ABSTRACT

Access to health care in the United States involves longstanding inequities rooted in socioeconomic class (Institute of Medicine [IOM], 1993; Mechanic, 1994), and the recent emergence of the managed care industry as the dominant form of health insurance has raised new concerns about access, even among the insured. A majority of Americans now are covered by managed care plans and thus are subject to an array of demand-limiting tactics aimed at controlling health care utilization and costs. The ascendance of for-profit managed care organizations (MCOs) in the health care market has occurred in part because the United States has been unwilling to formulate explicit rationing policies to distribute limited health care resources across the population.
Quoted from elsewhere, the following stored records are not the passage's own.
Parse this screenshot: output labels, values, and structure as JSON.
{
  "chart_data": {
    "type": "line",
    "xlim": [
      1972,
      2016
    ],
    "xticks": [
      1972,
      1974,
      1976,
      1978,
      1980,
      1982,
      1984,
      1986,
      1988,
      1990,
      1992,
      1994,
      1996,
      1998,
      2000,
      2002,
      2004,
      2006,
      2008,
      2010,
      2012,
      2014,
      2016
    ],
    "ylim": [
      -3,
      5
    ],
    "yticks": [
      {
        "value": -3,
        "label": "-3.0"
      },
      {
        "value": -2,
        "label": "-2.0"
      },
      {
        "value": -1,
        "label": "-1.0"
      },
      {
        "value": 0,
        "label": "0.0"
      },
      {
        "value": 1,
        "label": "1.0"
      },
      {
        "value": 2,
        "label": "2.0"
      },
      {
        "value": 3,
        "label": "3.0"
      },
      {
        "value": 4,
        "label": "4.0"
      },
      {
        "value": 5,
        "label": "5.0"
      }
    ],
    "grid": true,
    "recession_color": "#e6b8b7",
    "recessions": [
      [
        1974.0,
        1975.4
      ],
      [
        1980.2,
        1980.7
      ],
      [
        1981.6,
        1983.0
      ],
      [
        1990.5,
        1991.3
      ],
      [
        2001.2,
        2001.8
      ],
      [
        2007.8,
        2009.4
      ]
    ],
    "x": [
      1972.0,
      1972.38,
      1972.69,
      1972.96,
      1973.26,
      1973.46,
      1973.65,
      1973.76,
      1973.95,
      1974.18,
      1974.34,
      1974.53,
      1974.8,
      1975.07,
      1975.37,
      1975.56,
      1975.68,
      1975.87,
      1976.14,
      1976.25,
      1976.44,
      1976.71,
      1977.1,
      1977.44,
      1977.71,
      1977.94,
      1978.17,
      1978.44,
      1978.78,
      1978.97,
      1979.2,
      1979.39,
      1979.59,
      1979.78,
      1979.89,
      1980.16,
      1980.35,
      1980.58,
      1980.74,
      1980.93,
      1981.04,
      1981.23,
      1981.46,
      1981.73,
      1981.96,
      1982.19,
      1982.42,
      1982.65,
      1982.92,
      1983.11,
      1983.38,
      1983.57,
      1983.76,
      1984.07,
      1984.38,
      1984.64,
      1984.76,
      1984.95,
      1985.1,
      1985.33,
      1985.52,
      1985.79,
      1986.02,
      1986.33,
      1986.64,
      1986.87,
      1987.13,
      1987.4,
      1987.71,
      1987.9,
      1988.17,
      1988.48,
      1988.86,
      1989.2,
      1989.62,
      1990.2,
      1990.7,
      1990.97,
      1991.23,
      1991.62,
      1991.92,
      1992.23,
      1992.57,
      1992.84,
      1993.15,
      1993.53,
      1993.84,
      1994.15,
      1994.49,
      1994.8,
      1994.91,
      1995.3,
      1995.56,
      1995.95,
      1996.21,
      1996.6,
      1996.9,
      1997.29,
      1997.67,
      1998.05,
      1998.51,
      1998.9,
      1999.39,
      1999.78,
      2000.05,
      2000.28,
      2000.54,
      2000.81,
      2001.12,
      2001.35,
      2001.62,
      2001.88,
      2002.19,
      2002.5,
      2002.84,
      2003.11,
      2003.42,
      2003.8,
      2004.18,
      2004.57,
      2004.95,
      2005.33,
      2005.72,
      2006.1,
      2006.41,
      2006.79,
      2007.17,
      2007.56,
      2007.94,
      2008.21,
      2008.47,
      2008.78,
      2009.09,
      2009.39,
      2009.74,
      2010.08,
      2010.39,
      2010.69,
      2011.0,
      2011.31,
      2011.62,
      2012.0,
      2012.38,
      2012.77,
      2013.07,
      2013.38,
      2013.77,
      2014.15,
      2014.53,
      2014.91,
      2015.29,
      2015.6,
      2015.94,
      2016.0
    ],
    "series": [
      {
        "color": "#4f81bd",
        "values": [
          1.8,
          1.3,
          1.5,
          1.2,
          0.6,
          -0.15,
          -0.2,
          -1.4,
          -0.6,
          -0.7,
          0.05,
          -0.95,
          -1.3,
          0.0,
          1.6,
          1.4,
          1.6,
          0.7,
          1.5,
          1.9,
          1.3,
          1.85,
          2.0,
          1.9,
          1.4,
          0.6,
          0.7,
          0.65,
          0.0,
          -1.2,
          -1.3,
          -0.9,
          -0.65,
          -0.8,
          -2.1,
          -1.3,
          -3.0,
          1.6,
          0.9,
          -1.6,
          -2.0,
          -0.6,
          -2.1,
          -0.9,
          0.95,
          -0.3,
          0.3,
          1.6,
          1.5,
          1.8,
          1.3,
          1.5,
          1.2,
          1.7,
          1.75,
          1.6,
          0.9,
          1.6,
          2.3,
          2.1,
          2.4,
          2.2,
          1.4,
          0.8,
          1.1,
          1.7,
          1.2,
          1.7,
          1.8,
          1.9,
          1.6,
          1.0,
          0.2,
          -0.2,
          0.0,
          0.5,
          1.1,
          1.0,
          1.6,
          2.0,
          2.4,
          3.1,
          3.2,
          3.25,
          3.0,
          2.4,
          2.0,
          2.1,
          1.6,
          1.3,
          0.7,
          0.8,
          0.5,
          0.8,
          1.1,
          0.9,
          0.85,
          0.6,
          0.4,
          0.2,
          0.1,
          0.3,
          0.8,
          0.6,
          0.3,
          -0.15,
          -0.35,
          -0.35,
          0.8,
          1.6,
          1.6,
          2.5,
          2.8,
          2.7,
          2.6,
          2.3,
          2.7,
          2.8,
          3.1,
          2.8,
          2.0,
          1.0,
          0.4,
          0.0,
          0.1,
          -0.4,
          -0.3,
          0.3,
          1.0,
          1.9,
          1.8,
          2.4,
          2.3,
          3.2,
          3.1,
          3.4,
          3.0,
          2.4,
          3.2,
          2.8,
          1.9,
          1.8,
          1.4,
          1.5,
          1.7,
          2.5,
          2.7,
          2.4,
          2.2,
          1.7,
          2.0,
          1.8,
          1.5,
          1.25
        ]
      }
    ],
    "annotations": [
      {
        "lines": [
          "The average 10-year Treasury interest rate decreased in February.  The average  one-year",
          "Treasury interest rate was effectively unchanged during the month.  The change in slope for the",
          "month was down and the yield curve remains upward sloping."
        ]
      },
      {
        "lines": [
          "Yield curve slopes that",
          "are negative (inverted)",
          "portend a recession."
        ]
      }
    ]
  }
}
The U.S. health care system, with its eclectic mix of private and public payers and providers, has no explicit rationing policy, but has a de facto one based on ability to pay and, to a lesser extent, on geographic variations in access to care. For example, the uninsured who are ineligible for Medicaid (e.g., the working poor) exemplify the operation of implicit rationing based on insurance coverage (Feldman, 1994). Among the insured, another form of rationing occurs when MCOs deny or delay approval of reimbursement for treatment, and the decision rules that govern such actions remain ambiguous at best and suspect at worst. Inequity in the national distribution of health care professionals and provider organizations, which favor urban over rural areas, is another form of rationing.